Miasto to jednak złożona struktura. Warto je zmieniać od dołu – a takim „dołem” mogą być rady dzielnic. Jak już wspomniano, mamy ich w Krakowie osiemnaście. I jeżeli ktoś myśli o tym, aby wziąć na siebie współodpowiedzialność za najbliższą okolicę, to okazja nadchodzi już w grudniu. Wtedy odbędą się właśnie wybory dzielnicowe. A w dzielnicach również konieczna jest zmiana priorytetów.

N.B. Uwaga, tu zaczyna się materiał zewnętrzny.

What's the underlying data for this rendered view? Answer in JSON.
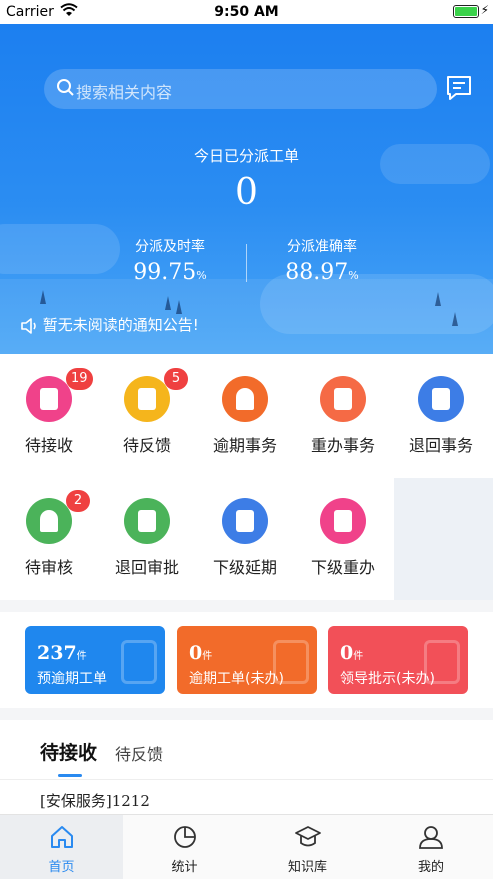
{
  "status_bar": {
    "carrier": "Carrier",
    "time": "9:50 AM"
  },
  "search": {
    "placeholder": "搜索相关内容"
  },
  "dashboard": {
    "title": "今日已分派工单",
    "count": "0",
    "stats": [
      {
        "label": "分派及时率",
        "value": "99.75",
        "unit": "%"
      },
      {
        "label": "分派准确率",
        "value": "88.97",
        "unit": "%"
      }
    ],
    "notice": "暂无未阅读的通知公告!"
  },
  "grid": [
    {
      "label": "待接收",
      "badge": "19",
      "color": "#f0428a"
    },
    {
      "label": "待反馈",
      "badge": "5",
      "color": "#f5b51c"
    },
    {
      "label": "逾期事务",
      "badge": "",
      "color": "#f26b2a"
    },
    {
      "label": "重办事务",
      "badge": "",
      "color": "#f56a45"
    },
    {
      "label": "退回事务",
      "badge": "",
      "color": "#3d7de6"
    },
    {
      "label": "待审核",
      "badge": "2",
      "color": "#4bb35a"
    },
    {
      "label": "退回审批",
      "badge": "",
      "color": "#4bb35a"
    },
    {
      "label": "下级延期",
      "badge": "",
      "color": "#3d7de6"
    },
    {
      "label": "下级重办",
      "badge": "",
      "color": "#f0428a"
    }
  ],
  "cards": [
    {
      "num": "237",
      "unit": "件",
      "label": "预逾期工单",
      "color": "#1f87ee"
    },
    {
      "num": "0",
      "unit": "件",
      "label": "逾期工单(未办)",
      "color": "#f26b2a"
    },
    {
      "num": "0",
      "unit": "件",
      "label": "领导批示(未办)",
      "color": "#f25058"
    }
  ],
  "tabs": {
    "active": "待接收",
    "other": "待反馈"
  },
  "list": [
    "[安保服务]1212"
  ],
  "nav": [
    {
      "label": "首页",
      "icon": "home-icon"
    },
    {
      "label": "统计",
      "icon": "pie-chart-icon"
    },
    {
      "label": "知识库",
      "icon": "graduation-cap-icon"
    },
    {
      "label": "我的",
      "icon": "user-icon"
    }
  ]
}
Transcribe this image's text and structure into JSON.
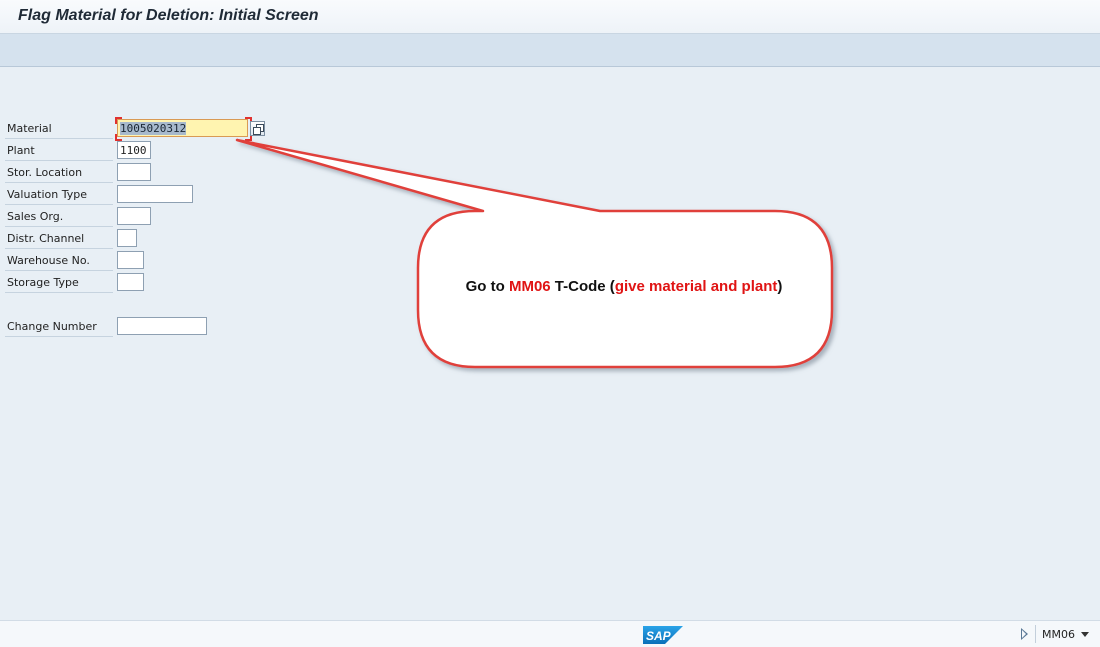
{
  "window": {
    "title": "Flag Material for Deletion: Initial Screen"
  },
  "form": {
    "fields": [
      {
        "label": "Material",
        "value": "1005020312"
      },
      {
        "label": "Plant",
        "value": "1100"
      },
      {
        "label": "Stor. Location",
        "value": ""
      },
      {
        "label": "Valuation Type",
        "value": ""
      },
      {
        "label": "Sales Org.",
        "value": ""
      },
      {
        "label": "Distr. Channel",
        "value": ""
      },
      {
        "label": "Warehouse No.",
        "value": ""
      },
      {
        "label": "Storage Type",
        "value": ""
      },
      {
        "label": "Change Number",
        "value": ""
      }
    ]
  },
  "callout": {
    "part1": "Go to ",
    "tcode": "MM06",
    "part2": " T-Code (",
    "hint": "give material and plant",
    "part3": ")"
  },
  "status_bar": {
    "logo": "SAP",
    "tcode": "MM06"
  },
  "colors": {
    "accent_red": "#e01414",
    "callout_border": "#e0403a",
    "sap_blue": "#1d8fd8"
  }
}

Na pokładzie Koalicji Ruchów Krakowskich znajdują się aktywni radni i radne z różnych dzielnic, którzy z pewnością podzielą się zdobytym doświadczeniem. To jedna z wielu opcji na zaangażowanie się w działania nowej inicjatywy. Kolejne możliwości mogą polegać na pracy w ramach społecznego think tanku miejskiego, który ma być motorem napędowym koalicji „Wspólnie dla Miasta”. W najbliższych miesiącach będzie ona rozwijała tezy do konkretnych rozwiązań. W ten sposób powstanie bank pomysłów dla Krakowa.
Koalicja jest bytem otwartym. „Zapraszamy wszystkich, którzy chcą wspierać przedstawione w tezach kierunki. Inicjatywa ma za zadanie wspierać osoby, które chcą pośrednio i bezpośrednio uczestniczyć w lokalnej sferze publicznej i politycznej” – czytamy w podsumowaniu wydanego w czerwcu raportu. Dołączyć do niej można za pomocą formularza.
Czy w Krakowie uda się zmienić priorytety? Dowiemy się już niebawem!